While I realize this attitude comes easily for some people, for others there will be struggles to achieve any similarity to this notion. People who are glass half empty, have aplan for the worst kind of attitude. Are we simply wired this way from birth – or is it a learned behavior. I do not know the answer to this question because, surprise-surprise, I am not the kind of the person who will research things.

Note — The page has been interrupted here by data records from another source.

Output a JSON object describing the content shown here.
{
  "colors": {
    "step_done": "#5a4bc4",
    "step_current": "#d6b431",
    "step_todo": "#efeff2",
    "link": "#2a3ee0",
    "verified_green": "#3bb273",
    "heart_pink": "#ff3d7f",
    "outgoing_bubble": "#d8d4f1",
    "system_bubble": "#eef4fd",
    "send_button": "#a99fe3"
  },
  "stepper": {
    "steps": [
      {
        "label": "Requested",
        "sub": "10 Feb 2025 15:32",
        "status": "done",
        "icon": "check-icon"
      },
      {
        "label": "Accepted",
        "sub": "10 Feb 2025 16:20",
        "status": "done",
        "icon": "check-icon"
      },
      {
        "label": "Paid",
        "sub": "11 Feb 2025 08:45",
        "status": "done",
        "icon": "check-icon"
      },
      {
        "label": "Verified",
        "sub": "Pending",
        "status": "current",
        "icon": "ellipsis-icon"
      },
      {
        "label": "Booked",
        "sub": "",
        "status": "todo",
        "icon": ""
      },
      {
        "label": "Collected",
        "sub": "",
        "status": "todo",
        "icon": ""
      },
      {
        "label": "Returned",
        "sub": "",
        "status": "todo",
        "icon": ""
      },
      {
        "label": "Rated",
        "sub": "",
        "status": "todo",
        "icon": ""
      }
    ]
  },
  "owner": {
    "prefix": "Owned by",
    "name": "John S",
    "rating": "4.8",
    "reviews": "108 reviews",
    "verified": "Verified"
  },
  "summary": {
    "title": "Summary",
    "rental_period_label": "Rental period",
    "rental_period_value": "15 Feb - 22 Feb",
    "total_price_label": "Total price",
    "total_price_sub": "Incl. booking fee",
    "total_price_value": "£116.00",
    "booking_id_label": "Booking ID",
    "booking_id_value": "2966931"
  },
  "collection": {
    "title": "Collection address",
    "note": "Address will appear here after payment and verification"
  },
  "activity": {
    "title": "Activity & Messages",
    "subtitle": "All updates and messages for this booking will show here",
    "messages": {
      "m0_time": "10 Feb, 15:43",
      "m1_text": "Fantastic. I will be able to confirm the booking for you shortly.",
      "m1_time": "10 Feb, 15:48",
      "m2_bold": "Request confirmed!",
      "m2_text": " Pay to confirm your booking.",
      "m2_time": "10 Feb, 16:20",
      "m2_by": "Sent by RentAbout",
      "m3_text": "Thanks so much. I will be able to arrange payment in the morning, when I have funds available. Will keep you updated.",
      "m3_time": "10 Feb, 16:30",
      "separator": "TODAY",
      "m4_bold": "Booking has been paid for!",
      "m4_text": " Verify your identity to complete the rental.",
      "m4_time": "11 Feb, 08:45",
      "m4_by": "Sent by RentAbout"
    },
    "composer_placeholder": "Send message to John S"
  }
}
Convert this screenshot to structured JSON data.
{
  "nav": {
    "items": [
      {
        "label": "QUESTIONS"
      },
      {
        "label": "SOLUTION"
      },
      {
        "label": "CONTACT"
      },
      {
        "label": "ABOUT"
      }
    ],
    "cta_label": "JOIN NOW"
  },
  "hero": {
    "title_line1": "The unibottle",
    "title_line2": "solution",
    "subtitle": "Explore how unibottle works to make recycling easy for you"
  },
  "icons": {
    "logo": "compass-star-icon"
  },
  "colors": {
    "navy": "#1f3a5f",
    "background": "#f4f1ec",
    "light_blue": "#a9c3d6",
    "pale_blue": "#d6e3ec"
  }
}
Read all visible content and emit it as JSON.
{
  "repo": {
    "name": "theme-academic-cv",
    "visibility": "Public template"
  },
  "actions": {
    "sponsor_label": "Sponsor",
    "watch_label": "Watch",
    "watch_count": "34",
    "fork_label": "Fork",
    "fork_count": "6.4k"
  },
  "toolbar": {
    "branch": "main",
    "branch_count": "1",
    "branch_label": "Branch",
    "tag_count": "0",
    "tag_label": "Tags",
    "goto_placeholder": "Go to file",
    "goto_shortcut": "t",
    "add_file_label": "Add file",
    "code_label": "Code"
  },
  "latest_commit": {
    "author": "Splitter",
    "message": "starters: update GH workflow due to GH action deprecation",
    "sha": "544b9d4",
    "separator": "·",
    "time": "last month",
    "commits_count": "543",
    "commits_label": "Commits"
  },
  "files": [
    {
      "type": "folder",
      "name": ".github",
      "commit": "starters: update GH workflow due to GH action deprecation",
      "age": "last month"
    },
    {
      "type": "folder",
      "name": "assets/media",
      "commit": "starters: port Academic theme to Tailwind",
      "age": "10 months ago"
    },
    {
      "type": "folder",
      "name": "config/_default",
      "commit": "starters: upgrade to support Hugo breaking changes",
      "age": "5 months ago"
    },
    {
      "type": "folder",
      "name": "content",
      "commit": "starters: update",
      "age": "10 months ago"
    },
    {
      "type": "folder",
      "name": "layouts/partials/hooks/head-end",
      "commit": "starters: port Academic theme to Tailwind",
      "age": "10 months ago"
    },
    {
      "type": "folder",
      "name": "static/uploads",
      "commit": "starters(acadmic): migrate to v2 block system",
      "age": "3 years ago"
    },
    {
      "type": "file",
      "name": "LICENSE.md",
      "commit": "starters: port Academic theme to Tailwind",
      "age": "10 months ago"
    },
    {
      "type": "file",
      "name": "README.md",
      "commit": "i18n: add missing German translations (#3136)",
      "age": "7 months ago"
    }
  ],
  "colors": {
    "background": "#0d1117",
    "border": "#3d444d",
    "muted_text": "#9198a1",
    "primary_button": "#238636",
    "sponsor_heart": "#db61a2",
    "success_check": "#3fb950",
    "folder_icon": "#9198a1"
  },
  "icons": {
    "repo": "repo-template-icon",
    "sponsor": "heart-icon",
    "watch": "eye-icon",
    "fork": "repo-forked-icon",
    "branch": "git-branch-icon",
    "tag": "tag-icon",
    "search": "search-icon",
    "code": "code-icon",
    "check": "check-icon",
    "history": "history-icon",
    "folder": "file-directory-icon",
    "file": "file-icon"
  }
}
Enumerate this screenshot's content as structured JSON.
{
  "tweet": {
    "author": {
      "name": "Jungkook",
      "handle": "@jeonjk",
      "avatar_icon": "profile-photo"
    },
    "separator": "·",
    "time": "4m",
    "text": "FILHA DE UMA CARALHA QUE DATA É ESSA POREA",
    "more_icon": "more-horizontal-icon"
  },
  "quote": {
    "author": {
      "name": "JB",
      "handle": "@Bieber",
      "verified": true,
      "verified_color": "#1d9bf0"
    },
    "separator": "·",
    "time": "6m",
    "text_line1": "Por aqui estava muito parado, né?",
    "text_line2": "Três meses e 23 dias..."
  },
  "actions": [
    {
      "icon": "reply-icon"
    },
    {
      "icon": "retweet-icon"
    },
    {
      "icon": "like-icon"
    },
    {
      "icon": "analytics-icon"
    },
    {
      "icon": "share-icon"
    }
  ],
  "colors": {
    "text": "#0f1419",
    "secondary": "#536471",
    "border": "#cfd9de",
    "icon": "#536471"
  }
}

As a result of how life happened to me, I will never realize what I once thought was the best dream of all – to have a long marriage, to grow old with the love of my life and live long into our sunset years. However, being a glass half full person, I will spend my days remembering the good times that we had for the 20 + 16 I did have with my husbands. I treasure the things they both taught me. I live with their memories every day. I have subtle reminders of their lives with me in my new home, symbols of what “was”.

I guess it is time for a new dream, a new vision for my future. I am evolving as we speak, listening to my inner self to guide me in whatever direction that may be.

Oh, and about those half dozen kids…. Well, I stopped with the two that I birthed… but I became “like a mom” to more than a half dozen other kids, a bonus mom.While I didn’t raise them, I still love them.Some call me mom – and that’s a pretty big compliment!